Healing is a squiggle, not a straight road. We heal, but there are always deeper layers to our healing, ones that can only be reached in steps, through continual healing on the old, tender areas. The day you think you are done, you are either delusional or dead—this is what I believe to be true.
For me, healing means that when I am faced with being hurt or sad, when I previously would have started a destructive pattern to deal with that feeling, I now am aware of the feeling and can take a different approach. I can use the new, constructive, healthy ways I have learned to deal with the feeling. And doing so allows me to observe the feeling on a deeper level, to find new layers to heal and improve within myself.
For example, after a breakup, when you are washed over by feelings of sadness and loss, over time you will notice those feelings are a little lighter, that they stir you less. Because when they do come, you allow those feelings to wash over you. Rather than judging them or yourself for feeling them, you just love yourself through it all. Remember: reliving things does not mean healing has not happened or that you’ve failed at it.
I’ll give you another little example from my own past. I thought I was doing fine with my issues of body image and self-worth, that I was healed. However, if someone brought up weight in any way, or mentioned I had a curvy figure, even if it was said in a positive, flattering way, I immediately got upset and began to tell myself they’d called me fat. I got angry, sad, felt like sh*t, like an unworthy human being—all of those uncomfortable feelings I’ve mentioned before.
Then, I began to understand that those feelings were meant as a loving message for me. A message telling me I still felt unworthy on a deeper level that I hadn’t dug into before, for reasons that had nothing to do with my weight or the size of my jeans. I felt unlovable and less than because of old hurt and old patterns of negative thinking. And I understood that I still needed to heal those areas. And because I knew how, I didn’t spiral into a month-long darkness of self-hatred.
After I had done the work—and no, it doesn’t happen in a blink of an eye; it can take years of giving yourself consistent, gentle love and patience as you are healing—a comment like that didn’t trigger me anymore. I was strong(er) and I loved myself enough not to have outside comments affect me anymore.
Healing is about knowing—it’s about having awareness and the ability to deal with feelings in a different, healthier way. It’s not about becoming Teflon—so that things suddenly stop affecting you. Instead healing comes in waves, and we keep floating back to whatever needs more healing when the winds change, when something happens. And that is how it should be.

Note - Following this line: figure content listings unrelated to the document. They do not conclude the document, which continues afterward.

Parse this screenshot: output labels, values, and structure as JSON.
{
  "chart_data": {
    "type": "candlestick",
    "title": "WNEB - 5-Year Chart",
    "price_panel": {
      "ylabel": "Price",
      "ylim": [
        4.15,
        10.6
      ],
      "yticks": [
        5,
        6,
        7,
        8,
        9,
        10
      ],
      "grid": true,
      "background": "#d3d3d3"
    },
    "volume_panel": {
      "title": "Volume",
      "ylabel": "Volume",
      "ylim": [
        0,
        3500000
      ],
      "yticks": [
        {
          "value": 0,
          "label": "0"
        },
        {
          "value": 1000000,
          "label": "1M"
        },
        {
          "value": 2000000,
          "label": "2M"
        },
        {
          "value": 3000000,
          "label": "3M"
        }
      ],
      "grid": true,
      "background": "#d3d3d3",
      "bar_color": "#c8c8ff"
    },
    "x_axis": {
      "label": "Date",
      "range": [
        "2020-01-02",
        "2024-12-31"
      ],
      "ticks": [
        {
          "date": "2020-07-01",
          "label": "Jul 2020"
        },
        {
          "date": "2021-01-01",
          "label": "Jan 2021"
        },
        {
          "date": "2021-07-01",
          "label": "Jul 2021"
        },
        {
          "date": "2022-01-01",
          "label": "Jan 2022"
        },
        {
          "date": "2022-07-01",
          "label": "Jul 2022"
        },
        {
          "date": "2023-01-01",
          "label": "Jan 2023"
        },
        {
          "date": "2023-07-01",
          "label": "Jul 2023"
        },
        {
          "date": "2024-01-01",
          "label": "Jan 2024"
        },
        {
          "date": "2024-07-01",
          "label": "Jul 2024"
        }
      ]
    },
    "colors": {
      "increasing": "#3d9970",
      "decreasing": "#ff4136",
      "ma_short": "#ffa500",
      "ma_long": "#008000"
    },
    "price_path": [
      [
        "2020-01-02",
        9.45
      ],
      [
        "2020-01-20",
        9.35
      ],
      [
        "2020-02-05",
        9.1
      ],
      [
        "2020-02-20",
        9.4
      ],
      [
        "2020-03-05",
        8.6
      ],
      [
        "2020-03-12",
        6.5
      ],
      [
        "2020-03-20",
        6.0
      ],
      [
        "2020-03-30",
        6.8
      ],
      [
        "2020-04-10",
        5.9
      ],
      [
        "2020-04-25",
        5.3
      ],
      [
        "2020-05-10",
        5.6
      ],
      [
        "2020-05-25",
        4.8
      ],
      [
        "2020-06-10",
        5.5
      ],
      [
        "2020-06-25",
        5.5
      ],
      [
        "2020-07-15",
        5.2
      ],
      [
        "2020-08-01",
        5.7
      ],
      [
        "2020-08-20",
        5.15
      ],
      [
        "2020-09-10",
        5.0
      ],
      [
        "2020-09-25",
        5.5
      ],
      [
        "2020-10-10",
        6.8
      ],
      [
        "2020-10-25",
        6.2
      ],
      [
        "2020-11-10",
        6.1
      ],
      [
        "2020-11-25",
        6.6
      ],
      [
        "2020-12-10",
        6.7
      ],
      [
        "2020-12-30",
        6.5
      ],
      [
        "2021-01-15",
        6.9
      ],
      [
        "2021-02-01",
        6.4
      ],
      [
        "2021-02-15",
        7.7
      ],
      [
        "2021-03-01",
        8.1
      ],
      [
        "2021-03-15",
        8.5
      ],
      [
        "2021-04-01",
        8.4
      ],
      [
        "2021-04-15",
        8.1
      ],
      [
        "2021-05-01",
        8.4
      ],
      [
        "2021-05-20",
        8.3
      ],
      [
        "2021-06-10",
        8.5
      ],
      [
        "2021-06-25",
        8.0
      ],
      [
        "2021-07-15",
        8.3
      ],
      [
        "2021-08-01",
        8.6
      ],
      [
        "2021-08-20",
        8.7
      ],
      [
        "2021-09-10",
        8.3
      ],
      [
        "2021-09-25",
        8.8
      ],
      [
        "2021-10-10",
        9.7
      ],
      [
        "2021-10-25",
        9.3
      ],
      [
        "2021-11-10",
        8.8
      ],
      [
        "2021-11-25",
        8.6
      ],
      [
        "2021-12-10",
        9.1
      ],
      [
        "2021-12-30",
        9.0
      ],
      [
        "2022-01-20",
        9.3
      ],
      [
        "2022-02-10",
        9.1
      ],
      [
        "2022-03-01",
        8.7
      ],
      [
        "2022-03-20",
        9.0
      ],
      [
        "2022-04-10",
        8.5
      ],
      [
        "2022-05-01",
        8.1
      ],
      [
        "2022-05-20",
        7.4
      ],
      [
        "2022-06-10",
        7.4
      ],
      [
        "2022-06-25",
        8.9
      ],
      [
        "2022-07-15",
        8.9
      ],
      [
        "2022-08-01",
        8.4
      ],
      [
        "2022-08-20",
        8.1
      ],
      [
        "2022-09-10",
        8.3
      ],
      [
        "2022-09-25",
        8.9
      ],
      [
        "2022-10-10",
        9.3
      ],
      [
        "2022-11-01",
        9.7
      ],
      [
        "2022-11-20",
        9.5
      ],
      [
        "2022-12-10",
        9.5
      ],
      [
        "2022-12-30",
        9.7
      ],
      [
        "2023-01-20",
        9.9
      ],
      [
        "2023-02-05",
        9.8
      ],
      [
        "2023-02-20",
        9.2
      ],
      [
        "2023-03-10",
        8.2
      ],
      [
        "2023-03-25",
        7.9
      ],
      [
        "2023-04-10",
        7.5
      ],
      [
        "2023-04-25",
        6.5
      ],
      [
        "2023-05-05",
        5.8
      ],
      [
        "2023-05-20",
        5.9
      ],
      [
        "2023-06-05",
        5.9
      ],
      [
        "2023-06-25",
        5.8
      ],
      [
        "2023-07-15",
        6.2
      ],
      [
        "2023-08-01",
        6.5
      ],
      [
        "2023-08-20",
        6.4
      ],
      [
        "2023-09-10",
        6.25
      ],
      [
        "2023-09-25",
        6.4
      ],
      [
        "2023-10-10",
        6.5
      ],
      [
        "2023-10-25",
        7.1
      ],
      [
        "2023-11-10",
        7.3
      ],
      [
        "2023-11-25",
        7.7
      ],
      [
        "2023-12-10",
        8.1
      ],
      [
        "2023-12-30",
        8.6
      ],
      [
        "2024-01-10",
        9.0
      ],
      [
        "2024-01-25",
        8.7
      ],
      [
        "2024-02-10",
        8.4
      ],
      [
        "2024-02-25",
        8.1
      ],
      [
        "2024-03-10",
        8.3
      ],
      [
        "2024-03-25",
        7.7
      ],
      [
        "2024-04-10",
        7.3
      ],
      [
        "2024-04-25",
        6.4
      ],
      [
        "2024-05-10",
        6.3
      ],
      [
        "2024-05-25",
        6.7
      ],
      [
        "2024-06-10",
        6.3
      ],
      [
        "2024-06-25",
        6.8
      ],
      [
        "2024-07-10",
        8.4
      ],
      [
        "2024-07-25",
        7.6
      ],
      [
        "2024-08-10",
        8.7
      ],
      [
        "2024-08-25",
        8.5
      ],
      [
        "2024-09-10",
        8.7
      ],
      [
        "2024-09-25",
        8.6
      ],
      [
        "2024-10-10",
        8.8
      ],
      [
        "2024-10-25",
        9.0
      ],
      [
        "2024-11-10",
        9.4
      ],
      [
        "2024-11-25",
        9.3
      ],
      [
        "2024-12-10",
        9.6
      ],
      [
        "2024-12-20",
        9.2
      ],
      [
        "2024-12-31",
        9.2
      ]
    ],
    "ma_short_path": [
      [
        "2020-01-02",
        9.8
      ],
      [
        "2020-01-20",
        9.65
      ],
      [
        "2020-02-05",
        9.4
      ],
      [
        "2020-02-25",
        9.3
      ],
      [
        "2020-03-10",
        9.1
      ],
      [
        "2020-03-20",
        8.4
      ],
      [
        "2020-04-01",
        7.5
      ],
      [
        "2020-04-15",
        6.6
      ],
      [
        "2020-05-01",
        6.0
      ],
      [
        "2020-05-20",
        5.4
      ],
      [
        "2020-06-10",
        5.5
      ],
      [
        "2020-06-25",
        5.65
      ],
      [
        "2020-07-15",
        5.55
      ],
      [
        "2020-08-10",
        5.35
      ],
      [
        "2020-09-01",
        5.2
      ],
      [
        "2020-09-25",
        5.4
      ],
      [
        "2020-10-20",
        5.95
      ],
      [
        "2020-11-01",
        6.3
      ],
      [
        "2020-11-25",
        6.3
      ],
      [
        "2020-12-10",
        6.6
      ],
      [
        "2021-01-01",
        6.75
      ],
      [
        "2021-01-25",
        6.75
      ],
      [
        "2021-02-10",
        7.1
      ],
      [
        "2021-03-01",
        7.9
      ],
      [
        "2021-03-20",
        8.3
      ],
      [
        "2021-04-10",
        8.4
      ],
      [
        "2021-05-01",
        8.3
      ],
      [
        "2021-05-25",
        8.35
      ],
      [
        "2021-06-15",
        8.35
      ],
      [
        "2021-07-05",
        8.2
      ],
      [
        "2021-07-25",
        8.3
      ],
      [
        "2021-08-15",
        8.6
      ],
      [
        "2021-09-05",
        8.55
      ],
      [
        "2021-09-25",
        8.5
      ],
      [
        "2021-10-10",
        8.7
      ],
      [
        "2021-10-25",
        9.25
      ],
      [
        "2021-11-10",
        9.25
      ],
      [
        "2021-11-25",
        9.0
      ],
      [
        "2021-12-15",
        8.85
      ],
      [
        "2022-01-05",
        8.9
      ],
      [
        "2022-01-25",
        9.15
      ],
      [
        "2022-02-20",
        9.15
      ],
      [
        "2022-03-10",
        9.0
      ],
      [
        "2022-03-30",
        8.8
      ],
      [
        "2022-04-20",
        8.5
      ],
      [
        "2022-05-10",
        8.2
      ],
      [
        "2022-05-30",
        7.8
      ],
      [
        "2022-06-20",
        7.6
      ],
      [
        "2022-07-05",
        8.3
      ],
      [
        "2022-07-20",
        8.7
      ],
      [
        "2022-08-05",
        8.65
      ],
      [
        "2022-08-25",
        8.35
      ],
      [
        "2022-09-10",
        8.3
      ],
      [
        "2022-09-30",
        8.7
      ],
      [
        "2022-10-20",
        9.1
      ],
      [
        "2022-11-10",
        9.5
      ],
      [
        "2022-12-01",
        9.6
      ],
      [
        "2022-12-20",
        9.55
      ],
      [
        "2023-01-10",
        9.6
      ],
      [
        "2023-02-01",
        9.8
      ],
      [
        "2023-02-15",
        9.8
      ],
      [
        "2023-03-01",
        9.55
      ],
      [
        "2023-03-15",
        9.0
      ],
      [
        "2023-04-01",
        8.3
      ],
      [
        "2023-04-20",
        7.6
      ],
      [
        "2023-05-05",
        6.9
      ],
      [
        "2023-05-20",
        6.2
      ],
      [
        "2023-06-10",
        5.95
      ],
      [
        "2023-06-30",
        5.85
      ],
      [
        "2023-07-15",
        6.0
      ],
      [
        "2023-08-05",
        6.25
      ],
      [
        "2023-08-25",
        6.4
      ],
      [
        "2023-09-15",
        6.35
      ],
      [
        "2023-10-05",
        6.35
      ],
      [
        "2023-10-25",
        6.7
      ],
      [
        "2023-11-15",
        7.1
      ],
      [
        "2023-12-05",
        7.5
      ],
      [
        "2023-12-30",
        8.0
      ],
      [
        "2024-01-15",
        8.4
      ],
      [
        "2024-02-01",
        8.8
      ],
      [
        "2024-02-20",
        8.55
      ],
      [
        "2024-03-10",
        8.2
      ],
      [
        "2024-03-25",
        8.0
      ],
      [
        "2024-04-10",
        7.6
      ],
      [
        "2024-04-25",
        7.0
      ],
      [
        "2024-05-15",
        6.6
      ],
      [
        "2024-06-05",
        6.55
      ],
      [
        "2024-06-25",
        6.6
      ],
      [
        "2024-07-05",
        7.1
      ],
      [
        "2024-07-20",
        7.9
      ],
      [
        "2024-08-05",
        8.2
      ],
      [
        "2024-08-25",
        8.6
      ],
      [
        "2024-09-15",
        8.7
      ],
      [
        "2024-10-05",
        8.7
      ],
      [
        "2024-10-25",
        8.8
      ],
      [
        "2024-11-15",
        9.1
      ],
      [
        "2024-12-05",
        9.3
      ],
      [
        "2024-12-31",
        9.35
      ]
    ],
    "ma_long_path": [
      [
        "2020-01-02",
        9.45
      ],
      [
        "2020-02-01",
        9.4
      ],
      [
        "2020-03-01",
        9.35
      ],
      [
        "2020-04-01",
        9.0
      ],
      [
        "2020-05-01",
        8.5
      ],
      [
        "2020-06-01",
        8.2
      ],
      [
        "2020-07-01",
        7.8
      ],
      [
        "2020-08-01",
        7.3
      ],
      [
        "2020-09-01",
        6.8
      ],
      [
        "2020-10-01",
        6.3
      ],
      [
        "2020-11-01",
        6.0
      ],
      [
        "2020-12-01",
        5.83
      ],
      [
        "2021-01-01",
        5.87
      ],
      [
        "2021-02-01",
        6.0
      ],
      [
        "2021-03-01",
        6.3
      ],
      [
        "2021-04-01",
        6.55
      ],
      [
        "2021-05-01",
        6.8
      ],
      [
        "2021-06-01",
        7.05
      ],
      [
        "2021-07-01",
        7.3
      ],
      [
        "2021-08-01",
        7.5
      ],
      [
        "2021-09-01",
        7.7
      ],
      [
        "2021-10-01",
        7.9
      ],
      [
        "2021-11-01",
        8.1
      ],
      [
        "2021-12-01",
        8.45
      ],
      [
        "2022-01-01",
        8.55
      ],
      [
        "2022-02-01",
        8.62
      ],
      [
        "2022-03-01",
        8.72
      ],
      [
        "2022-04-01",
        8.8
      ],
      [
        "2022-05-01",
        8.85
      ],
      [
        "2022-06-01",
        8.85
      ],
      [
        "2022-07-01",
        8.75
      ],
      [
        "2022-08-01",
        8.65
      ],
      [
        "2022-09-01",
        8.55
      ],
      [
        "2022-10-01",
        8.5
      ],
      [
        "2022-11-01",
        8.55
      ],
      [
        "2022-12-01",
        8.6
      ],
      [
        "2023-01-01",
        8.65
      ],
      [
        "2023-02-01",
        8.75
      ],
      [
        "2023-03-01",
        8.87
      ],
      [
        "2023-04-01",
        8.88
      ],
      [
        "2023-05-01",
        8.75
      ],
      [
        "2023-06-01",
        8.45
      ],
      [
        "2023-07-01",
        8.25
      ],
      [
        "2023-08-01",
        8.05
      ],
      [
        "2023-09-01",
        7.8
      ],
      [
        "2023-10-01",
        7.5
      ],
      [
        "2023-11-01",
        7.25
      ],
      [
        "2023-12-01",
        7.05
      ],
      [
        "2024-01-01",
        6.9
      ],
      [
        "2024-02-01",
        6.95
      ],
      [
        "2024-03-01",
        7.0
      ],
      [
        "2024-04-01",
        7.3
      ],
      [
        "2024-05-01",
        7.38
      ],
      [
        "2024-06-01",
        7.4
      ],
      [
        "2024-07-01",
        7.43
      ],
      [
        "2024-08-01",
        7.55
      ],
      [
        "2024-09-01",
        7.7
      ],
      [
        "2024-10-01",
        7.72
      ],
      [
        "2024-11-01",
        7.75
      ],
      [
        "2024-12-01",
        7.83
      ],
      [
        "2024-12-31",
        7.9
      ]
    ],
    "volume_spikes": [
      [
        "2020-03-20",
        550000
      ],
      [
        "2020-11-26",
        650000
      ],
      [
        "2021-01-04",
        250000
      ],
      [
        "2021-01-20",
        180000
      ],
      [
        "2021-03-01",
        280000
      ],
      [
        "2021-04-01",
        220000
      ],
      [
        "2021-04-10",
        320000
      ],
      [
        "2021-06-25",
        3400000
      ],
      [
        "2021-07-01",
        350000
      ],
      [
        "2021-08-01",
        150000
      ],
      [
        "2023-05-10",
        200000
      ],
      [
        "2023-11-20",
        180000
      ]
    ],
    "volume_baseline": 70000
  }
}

So stop kicking yourself for healing multiple times in the same place. You are doing what you should be. Be proud of that.
Sitting with discomfort and difficult feelings is not fun—it’s f*cking horrible sometimes.
Sitting with our shadows is scary and lonely. But without doing so means nothing will shift. We will become prisoners of our unhappiness, victims in our own lives. We will keep getting triggered by the same unnecessary things over and over again. No growth happens. No evolution.
I am not saying that happiness is not something we should all strive for, no. It’s bloody magnificent to feel it when we do. But what I am saying is that happiness does not mean the absence of all the other feelings, the absence of our darkness.
Happiness means to accept those moments, too. To become an unbiased witness of our dark moments.
So be gentle with yourself. When you feel emotions that are not the happy kind, find a way to be grateful for the gifts you’ve been given to help you heal further. Be courageous enough to look at your unhappiness and sit with it. Have a loving conversation with it. French kiss it. Choose not to throw judgement, but instead receive the message it is there to give you. And heal the parts that are now ready to be healed.
You’ve got this my love. Go and claim your birthright for imperfectly perfect happiness.